Törless se cherche et doute de ses forces pour s'imposer face à ses encombrants (et un peu pénibles camarades), Basini le fascine parce qu'il est le reflet probable d'un Törless qui cèderait au rapport de force... divisé plus fortement encore entre ses pensées intimes et son existence apparente. Le fascine et lui fait peur. Si pour Reiting et Beineberg il est souffre douleur autant que cobaye (et l'objet de relations physiques aussi), ce sont le produit de ses réactions qui les intéressent. Törless lui veut comprendre les pensées de "l'objet Basini", objet de son analyse auquel il se lie par des sentiments incertains. Objet d'analyse donc, et si Törless est un peu mal à l'aise avec une forme d'esclavage, lui qui avait essayé de rejeter cette problématique par une prise de position plus radicale s'en accomode... jusqu'à ce que ça devienne trop gratuit et que les motivations de ses deux "amis" lui apparaissent comme dérisoires autant que malsaines.

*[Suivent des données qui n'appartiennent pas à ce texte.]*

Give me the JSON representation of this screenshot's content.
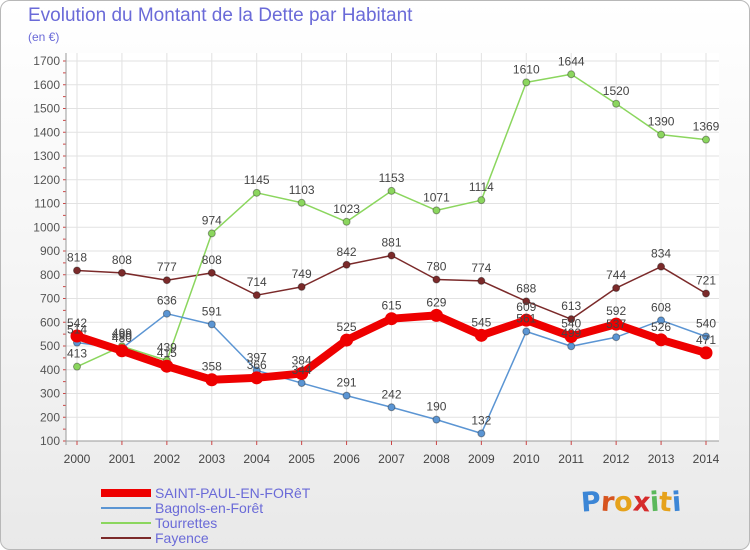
{
  "chart_data": {
    "type": "line",
    "title": "Evolution du Montant de la Dette par Habitant",
    "unit": "(en €)",
    "x": [
      "2000",
      "2001",
      "2002",
      "2003",
      "2004",
      "2005",
      "2006",
      "2007",
      "2008",
      "2009",
      "2010",
      "2011",
      "2012",
      "2013",
      "2014"
    ],
    "ylim": [
      100,
      1700
    ],
    "yticks": [
      100,
      200,
      300,
      400,
      500,
      600,
      700,
      800,
      900,
      1000,
      1100,
      1200,
      1300,
      1400,
      1500,
      1600,
      1700
    ],
    "grid": true,
    "legend_position": "bottom-left",
    "series": [
      {
        "name": "SAINT-PAUL-EN-FORêT",
        "color": "#ee0000",
        "values": [
          542,
          480,
          415,
          358,
          366,
          384,
          525,
          615,
          629,
          545,
          609,
          540,
          592,
          526,
          471
        ]
      },
      {
        "name": "Bagnols-en-Forêt",
        "color": "#5b95d3",
        "values": [
          514,
          490,
          636,
          591,
          397,
          344,
          291,
          242,
          190,
          132,
          561,
          499,
          537,
          608,
          540
        ]
      },
      {
        "name": "Tourrettes",
        "color": "#8bd65e",
        "values": [
          413,
          499,
          439,
          974,
          1145,
          1103,
          1023,
          1153,
          1071,
          1114,
          1610,
          1644,
          1520,
          1390,
          1369
        ]
      },
      {
        "name": "Fayence",
        "color": "#7b2a2a",
        "values": [
          818,
          808,
          777,
          808,
          714,
          749,
          842,
          881,
          780,
          774,
          688,
          613,
          744,
          834,
          721
        ]
      }
    ]
  },
  "logo": {
    "letters": [
      "P",
      "r",
      "o",
      "x",
      "i",
      "t",
      "i"
    ],
    "colors": [
      "#3c86d6",
      "#d7541f",
      "#e6a21b",
      "#d62b2b",
      "#5bb85b",
      "#e6a21b",
      "#3c86d6"
    ]
  }
}
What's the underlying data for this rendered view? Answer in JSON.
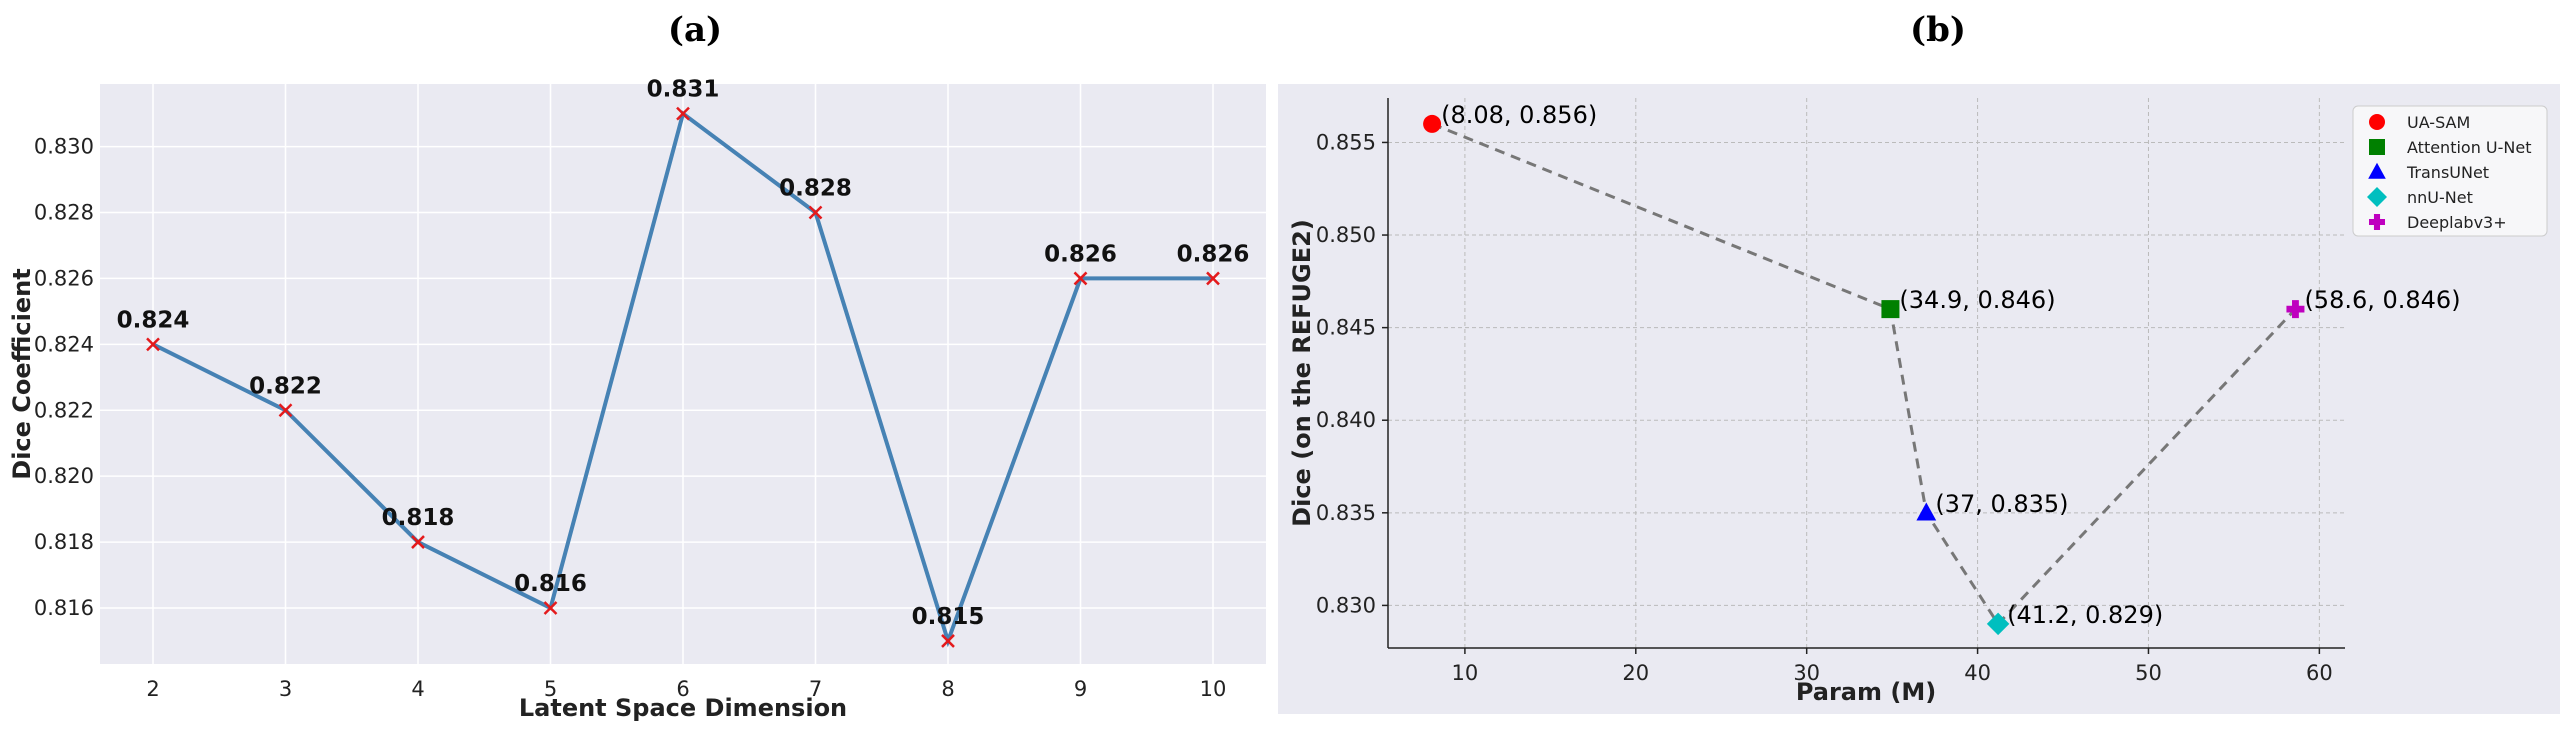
{
  "titles": {
    "a": "(a)",
    "b": "(b)"
  },
  "chart_data": [
    {
      "type": "line",
      "xlabel": "Latent Space Dimension",
      "ylabel": "Dice Coefficient",
      "x": [
        2,
        3,
        4,
        5,
        6,
        7,
        8,
        9,
        10
      ],
      "values": [
        0.824,
        0.822,
        0.818,
        0.816,
        0.831,
        0.828,
        0.815,
        0.826,
        0.826
      ],
      "data_labels": [
        "0.824",
        "0.822",
        "0.818",
        "0.816",
        "0.831",
        "0.828",
        "0.815",
        "0.826",
        "0.826"
      ],
      "xticks": [
        2,
        3,
        4,
        5,
        6,
        7,
        8,
        9,
        10
      ],
      "yticks": [
        0.816,
        0.818,
        0.82,
        0.822,
        0.824,
        0.826,
        0.828,
        0.83
      ],
      "ytick_labels": [
        "0.816",
        "0.818",
        "0.820",
        "0.822",
        "0.824",
        "0.826",
        "0.828",
        "0.830"
      ],
      "xlim": [
        1.6,
        10.4
      ],
      "ylim": [
        0.8143,
        0.8319
      ],
      "grid": true,
      "line_color": "#4682b4",
      "marker_color": "#e41a1c"
    },
    {
      "type": "scatter",
      "xlabel": "Param (M)",
      "ylabel": "Dice (on the REFUGE2)",
      "points": [
        {
          "name": "UA-SAM",
          "x": 8.08,
          "y": 0.856,
          "label": "(8.08, 0.856)",
          "marker": "circle",
          "color": "#ff0000"
        },
        {
          "name": "Attention U-Net",
          "x": 34.9,
          "y": 0.846,
          "label": "(34.9, 0.846)",
          "marker": "square",
          "color": "#008000"
        },
        {
          "name": "TransUNet",
          "x": 37,
          "y": 0.835,
          "label": "(37, 0.835)",
          "marker": "triangle",
          "color": "#0000ff"
        },
        {
          "name": "nnU-Net",
          "x": 41.2,
          "y": 0.829,
          "label": "(41.2, 0.829)",
          "marker": "diamond",
          "color": "#00bfbf"
        },
        {
          "name": "Deeplabv3+",
          "x": 58.6,
          "y": 0.846,
          "label": "(58.6, 0.846)",
          "marker": "plus",
          "color": "#bf00bf"
        }
      ],
      "connection_order": [
        "UA-SAM",
        "Attention U-Net",
        "TransUNet",
        "nnU-Net",
        "Deeplabv3+"
      ],
      "xticks": [
        10,
        20,
        30,
        40,
        50,
        60
      ],
      "xtick_labels": [
        "10",
        "20",
        "30",
        "40",
        "50",
        "60"
      ],
      "yticks": [
        0.83,
        0.835,
        0.84,
        0.845,
        0.85,
        0.855
      ],
      "ytick_labels": [
        "0.830",
        "0.835",
        "0.840",
        "0.845",
        "0.850",
        "0.855"
      ],
      "xlim": [
        5.5,
        61.5
      ],
      "ylim": [
        0.8277,
        0.8574
      ],
      "grid": true,
      "legend_position": "top-right",
      "line_color": "#777777"
    }
  ]
}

De ce côté là, le rapprochement avec le nazisme futur ne saute pas aux yeux. Le cheminement de Törless est plus intellectuel que moral (bien que la forme rende bien compte de l'indécision et de la difficulté à nommer les choses) et ce qui me semble une lecture plus évidente du roman est de dire que c'est un système traditionnel reposant beaucoup sur les apparences et encourageant l'obéissance et le rapport de force qui crée la situation qui sert de noeud à l'intrigue.
J'ai un peu regretté que la tension morale et l'incertitude dans la recherche d'une méthode pour se réaliser se détourne, ou se diffuse dans la relation physique (et psychologique plus que sentimentale ?) entre Törless et Basini. Chose qu'on retrouve beaucoup moins dans le film qui me semble plus épûré et peut-être bien plus ambigu dans le "laisser faire".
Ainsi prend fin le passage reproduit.